Tuesday, 11 May 2010
Arizona Ballroom 7 (JW MArriott Starr Pass Resort)
J.R. Kulkarni, Indian Institute of Tropical Meteorology, Pune, India, Pune, India; and E. Freud, M. Konwar, R. S. Maheshkumar, and D. Rosenfeld

During summer 2009 a large set of unique in-situ measurements of deep convective clouds over India has been performed within the framework of the CAIPEEX (Cloud Aerosol Interaction and Precipitation Enhancement Experiment) project of the Indian Institute of Tropical Meteorology in Pune, India. The measurements were carried out up to heights of 8 km msl.

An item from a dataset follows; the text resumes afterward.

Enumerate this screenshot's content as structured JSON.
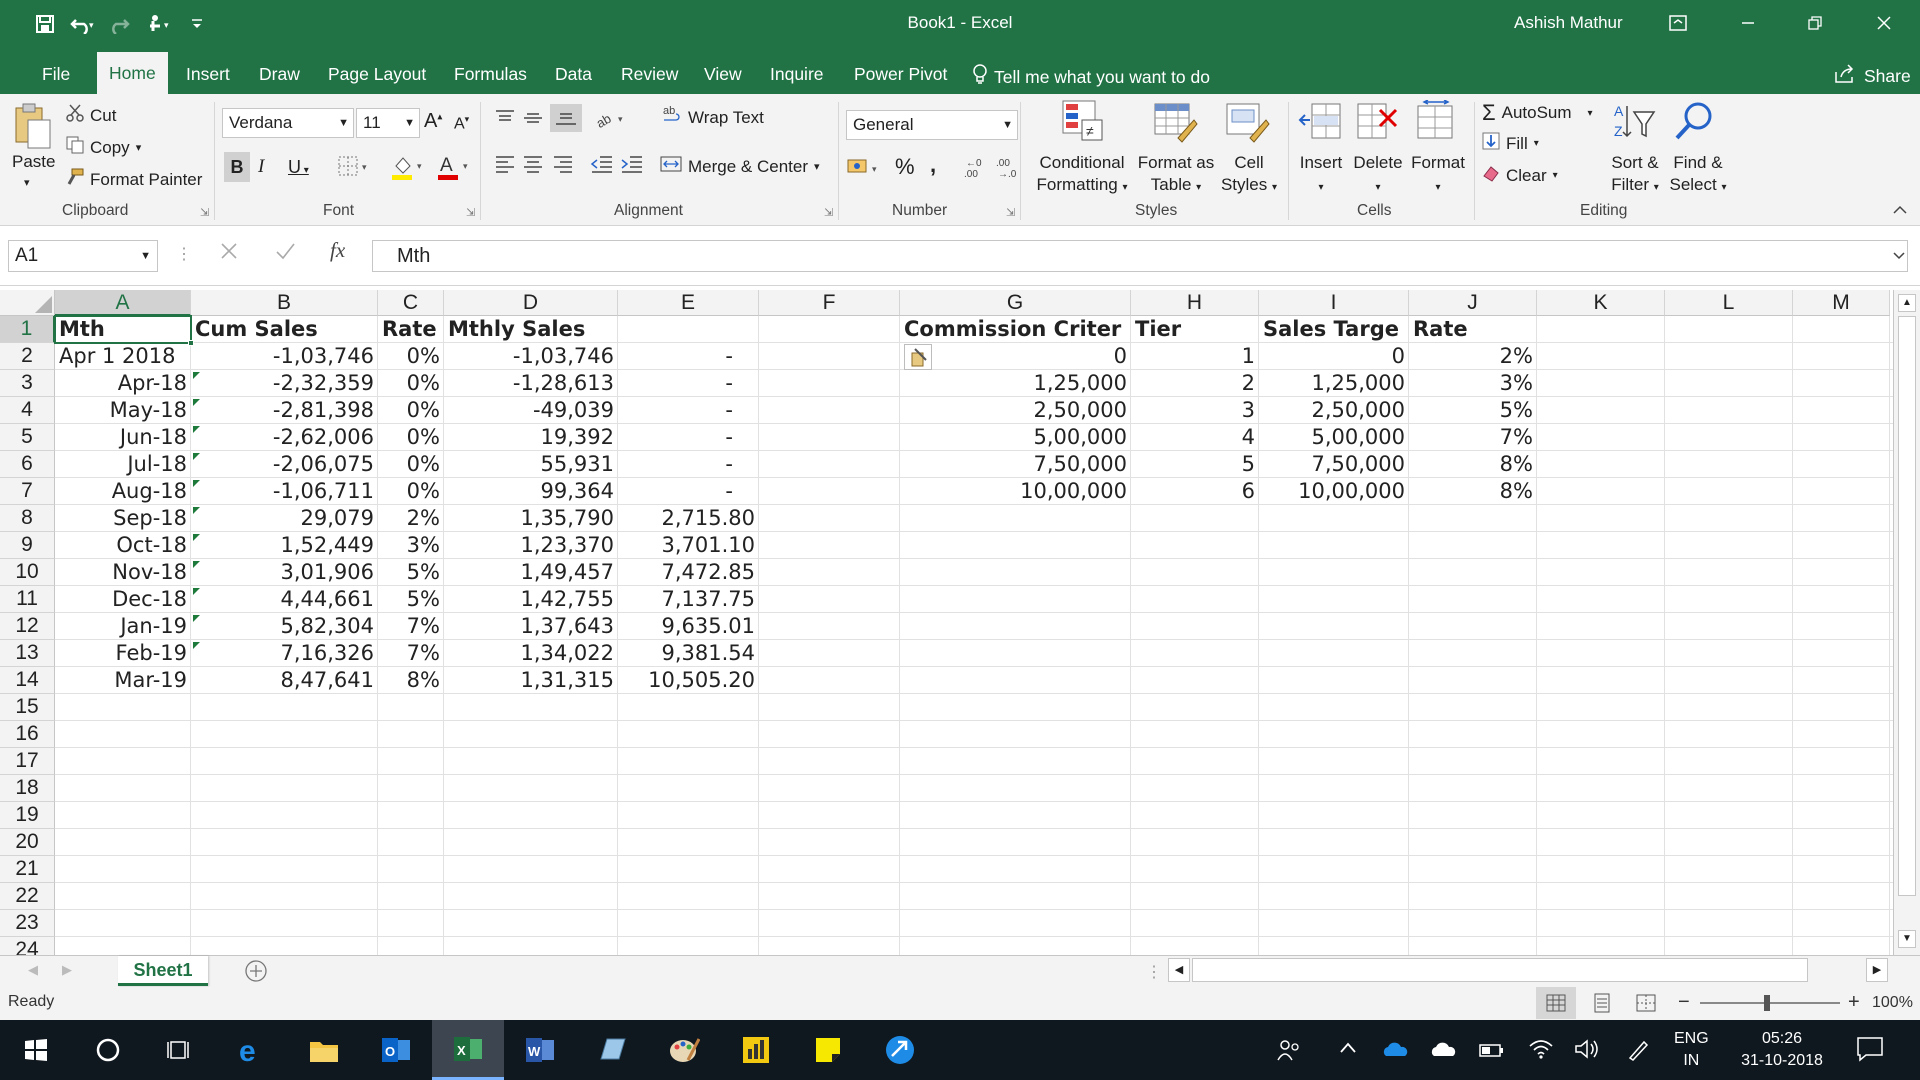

The clouds developed in extremely moist atmosphere over the flooded Indo-Gangetic plains and over the adjacent ocean. Cloud base heights were low with temperatures of about 25°C, making these clouds relevant to thermodynamically maritime clouds. Very heavy air pollution created CCN concentrations exceeding 5000 cm-3 at supersaturation of 0.6%, which delayed the onset of rain to heights above the freezing level. These polluted clouds produced mainly ice hydrometeors that were initiated as supercooled rain. Significant electrical activity was observed in these clouds. In the less polluted conditions the clouds produced rain well below the freezing level, leaving little cloud water to become supercooled, and respectively little cloud electrification. These two extremes are consistent with the conceptual model by which air pollution changes the vertical disposition of latent heating in convective clouds, in line with the conceptual model that postulates that dust and pollution aerosols weaken the intensity of tropical storms. The observations are the basis for simulations of the same clouds, presented in Part-II.